Mass Spectrometry Facility, University of Massachusetts Medical School, Shrewsbury, MA, USA.
Drugs R D. 2020 Sep;20(3):217-223. doi: 10.1007/s40268-020-00308-1.
Based on previous experience of sorbent-mediated ticagrelor, dabigatran, and radiocontrast agent removal, we set out in this study to test the effect of two sorbents on the removal of edoxaban, a factor Xa antagonist direct oral anticoagulant.
We circulated 100 mL of edoxaban solution during six first-pass cycles through 40-mL sorbent columns (containing either CytoSorb in three passes or Porapak Q 50-80 mesh in the remaining three passes) during experiments using human plasma and 4% bovine serum albumin solution as drug vehicles. Drug concentration was measured by liquid chromatography-tandem mass spectrometry.
Edoxaban concentration in two experiments performed with human plasma dropped from 276.8 to 2.7 ng/mL and undetectable concentrations, respectively, with CytoSorb or Porapak Q 50-80 mesh (p = 0.0031). The average edoxaban concentration decreased from 407 ng/mL ± 216 ng/mL to 3.3 ng/mL ± 7 ng/mL (p = 0.017), for a removal rate of 99% across all six samples of human plasma (two samples) and bovine serum albumin solution (four samples). In four out of the six adsorbed samples, the drug concentrations were undetectable.
Sorbent-mediated technology may represent a viable pathway for edoxaban removal from human plasma or albumin solution.
基于之前在吸附剂介导的替卡格雷洛、达比加群和造影剂清除方面的经验,我们在这项研究中测试了两种吸附剂对新型直接口服抗凝药(factor Xa antagonist direct oral anticoagulant)依度沙班清除效果。

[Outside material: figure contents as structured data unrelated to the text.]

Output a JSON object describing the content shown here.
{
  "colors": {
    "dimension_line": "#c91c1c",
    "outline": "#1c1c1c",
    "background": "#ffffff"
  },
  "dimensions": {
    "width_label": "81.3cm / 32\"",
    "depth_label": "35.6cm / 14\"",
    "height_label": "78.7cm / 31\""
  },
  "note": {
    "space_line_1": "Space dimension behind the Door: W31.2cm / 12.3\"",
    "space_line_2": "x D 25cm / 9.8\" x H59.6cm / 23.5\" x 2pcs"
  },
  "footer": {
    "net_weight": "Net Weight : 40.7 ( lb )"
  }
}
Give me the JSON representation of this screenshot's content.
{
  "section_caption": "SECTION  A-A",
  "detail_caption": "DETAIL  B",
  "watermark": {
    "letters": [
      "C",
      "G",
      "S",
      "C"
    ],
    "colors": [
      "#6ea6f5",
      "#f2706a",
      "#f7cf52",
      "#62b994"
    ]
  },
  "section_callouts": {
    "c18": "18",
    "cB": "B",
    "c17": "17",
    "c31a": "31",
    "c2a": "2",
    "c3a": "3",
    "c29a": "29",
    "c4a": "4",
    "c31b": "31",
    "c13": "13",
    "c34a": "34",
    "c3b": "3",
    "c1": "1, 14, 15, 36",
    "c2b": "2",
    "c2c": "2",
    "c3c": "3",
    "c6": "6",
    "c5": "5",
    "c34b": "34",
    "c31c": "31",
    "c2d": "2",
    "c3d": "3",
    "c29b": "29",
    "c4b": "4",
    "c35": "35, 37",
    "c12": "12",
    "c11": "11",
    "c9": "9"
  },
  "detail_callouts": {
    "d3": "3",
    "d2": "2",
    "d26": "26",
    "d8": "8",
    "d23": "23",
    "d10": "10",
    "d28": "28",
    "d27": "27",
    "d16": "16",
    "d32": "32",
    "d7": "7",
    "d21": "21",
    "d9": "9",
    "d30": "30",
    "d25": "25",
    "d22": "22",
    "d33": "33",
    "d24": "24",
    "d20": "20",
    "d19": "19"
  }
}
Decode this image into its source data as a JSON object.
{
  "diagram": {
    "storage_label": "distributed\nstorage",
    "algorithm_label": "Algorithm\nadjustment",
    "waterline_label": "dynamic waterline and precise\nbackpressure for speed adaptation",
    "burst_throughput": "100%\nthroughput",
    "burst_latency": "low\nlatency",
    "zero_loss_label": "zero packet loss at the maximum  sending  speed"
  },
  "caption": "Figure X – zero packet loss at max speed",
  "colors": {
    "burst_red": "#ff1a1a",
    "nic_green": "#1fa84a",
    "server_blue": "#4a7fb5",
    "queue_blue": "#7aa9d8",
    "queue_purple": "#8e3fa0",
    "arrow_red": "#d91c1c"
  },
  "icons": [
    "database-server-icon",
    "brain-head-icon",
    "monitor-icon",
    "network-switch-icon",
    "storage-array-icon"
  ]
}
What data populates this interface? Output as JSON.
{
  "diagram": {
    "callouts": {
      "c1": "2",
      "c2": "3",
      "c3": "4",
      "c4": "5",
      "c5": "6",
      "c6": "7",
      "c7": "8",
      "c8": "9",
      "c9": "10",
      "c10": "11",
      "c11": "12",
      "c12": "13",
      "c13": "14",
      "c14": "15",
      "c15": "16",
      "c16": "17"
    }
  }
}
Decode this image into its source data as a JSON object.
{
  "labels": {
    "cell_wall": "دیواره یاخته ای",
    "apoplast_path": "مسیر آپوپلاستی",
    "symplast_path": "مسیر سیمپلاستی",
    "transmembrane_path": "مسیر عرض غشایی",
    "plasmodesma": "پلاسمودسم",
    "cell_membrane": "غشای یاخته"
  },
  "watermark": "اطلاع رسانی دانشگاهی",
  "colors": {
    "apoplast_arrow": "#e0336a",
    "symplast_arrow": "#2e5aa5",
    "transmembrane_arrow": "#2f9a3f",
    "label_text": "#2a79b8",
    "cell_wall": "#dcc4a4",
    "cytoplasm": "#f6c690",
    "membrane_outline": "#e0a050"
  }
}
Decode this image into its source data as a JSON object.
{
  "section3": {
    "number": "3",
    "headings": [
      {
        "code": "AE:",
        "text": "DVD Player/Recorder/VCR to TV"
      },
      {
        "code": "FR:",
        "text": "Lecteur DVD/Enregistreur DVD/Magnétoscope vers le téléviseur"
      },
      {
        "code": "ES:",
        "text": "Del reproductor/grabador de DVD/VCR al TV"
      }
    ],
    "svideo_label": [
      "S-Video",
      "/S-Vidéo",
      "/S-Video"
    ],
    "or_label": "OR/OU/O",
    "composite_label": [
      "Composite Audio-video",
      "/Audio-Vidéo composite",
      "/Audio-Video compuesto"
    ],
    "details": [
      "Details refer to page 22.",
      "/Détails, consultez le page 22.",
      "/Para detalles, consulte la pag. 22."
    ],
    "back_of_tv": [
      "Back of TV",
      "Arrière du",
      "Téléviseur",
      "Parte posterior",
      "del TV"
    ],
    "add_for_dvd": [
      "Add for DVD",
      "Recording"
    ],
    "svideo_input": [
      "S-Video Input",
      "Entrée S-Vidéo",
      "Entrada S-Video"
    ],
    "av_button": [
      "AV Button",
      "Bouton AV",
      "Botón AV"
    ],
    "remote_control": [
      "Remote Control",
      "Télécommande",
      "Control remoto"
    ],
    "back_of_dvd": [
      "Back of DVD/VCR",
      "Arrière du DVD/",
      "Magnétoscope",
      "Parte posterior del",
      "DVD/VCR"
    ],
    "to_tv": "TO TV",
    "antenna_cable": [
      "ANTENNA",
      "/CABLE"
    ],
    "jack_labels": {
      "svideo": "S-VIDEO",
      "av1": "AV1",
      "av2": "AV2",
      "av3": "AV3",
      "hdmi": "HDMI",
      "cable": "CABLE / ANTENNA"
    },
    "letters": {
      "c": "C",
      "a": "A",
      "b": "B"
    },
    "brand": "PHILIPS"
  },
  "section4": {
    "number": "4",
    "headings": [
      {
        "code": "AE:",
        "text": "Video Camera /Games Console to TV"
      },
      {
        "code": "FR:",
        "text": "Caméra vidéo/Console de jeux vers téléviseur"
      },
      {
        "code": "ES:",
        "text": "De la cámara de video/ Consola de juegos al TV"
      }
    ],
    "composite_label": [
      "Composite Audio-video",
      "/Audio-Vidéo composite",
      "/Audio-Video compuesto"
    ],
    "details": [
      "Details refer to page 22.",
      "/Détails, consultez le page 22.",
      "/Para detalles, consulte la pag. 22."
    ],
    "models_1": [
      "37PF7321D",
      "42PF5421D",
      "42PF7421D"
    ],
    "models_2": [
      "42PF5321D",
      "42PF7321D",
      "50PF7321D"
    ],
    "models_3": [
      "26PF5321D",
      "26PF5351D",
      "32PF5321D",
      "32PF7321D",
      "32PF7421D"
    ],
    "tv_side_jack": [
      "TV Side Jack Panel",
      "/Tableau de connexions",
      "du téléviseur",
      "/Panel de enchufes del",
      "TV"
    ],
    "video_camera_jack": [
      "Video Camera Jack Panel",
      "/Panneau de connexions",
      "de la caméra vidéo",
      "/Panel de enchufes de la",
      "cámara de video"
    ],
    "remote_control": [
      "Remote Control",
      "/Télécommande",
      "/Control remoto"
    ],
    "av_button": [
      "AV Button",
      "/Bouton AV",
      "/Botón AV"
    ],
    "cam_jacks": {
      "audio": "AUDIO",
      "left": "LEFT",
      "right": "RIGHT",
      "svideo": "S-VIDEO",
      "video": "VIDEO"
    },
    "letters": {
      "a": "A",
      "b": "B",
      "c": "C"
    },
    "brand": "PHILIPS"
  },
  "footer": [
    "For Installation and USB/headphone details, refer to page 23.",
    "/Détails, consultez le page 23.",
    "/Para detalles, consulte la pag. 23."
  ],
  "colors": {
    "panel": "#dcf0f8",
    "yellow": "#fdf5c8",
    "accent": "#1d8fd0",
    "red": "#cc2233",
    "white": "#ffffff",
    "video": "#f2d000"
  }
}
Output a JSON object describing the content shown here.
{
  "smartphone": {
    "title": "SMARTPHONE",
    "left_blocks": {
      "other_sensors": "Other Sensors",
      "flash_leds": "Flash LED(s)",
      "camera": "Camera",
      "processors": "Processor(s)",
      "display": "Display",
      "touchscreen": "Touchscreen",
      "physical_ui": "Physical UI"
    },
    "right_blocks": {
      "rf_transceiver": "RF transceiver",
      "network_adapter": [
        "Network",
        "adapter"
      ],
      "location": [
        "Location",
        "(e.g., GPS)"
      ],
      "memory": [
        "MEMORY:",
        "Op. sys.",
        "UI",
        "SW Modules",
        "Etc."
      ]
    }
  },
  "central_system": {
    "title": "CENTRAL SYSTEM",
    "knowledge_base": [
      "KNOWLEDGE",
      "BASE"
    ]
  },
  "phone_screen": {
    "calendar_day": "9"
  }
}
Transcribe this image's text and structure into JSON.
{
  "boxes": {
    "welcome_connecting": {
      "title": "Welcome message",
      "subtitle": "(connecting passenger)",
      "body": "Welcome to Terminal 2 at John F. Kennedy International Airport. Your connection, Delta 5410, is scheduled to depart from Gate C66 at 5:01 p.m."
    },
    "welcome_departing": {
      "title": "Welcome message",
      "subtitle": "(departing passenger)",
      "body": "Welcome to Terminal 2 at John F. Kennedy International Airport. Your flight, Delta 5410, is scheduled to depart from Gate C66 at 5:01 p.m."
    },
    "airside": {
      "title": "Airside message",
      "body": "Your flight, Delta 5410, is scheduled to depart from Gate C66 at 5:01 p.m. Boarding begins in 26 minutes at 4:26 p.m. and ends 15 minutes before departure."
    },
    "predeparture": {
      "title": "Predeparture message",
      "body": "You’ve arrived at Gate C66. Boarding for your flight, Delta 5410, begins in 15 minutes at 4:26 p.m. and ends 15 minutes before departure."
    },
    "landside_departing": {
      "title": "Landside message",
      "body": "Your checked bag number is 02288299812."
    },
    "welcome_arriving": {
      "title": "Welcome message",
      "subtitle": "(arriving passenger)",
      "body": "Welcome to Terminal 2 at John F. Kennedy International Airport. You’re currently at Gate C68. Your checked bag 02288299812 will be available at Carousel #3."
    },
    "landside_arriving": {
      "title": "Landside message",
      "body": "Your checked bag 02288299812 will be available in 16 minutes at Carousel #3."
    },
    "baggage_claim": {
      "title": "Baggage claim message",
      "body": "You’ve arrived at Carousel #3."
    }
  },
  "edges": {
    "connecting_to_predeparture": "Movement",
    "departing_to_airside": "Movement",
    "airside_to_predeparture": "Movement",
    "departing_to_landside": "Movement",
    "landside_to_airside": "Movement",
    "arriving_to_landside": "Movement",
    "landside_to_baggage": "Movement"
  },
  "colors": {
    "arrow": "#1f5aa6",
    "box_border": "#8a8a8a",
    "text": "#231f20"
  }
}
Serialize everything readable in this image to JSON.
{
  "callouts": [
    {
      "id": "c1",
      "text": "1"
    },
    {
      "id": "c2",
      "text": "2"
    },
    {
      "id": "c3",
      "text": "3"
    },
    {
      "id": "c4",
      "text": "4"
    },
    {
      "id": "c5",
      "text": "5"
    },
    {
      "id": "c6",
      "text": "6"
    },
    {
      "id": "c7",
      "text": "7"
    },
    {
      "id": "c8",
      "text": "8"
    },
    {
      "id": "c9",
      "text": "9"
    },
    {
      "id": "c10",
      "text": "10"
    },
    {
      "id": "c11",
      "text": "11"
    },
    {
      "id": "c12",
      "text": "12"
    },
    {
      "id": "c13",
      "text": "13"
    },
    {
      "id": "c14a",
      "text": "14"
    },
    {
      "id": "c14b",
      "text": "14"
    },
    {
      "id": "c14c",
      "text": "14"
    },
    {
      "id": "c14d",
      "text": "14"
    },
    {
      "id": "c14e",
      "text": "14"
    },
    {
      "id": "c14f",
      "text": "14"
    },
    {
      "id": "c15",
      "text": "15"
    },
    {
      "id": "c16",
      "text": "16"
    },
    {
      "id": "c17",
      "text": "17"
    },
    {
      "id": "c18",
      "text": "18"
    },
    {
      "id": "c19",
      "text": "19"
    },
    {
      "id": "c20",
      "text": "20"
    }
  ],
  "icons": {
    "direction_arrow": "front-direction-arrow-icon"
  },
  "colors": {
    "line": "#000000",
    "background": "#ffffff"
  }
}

我们在使用人血浆和 4%牛血清白蛋白溶液作为药物载体的实验中,让 100mL 依度沙班溶液在六个第一通过周期中循环通过 40mL 吸附柱(三次循环通过 CytoSorb,剩余三次循环通过 Porapak Q 50-80 目)。药物浓度通过液相色谱-串联质谱法进行测量。
在两项用人血浆进行的实验中,CytoSorb 或 Porapak Q 50-80 目使依度沙班浓度分别从 276.8ng/mL 降至 2.7ng/mL 和检测不到的浓度(p=0.0031)。依度沙班浓度从 407ng/mL±216ng/mL 降至 3.3ng/mL±7ng/mL(p=0.017),在所有 6 个人血浆样本(两个样本)和牛血清白蛋白溶液样本(四个样本)中,平均清除率为 99%。在 6 个吸附样本中的 4 个样本中,药物浓度检测不到。
吸附介导技术可能是从人血浆或白蛋白溶液中清除依度沙班的可行途径。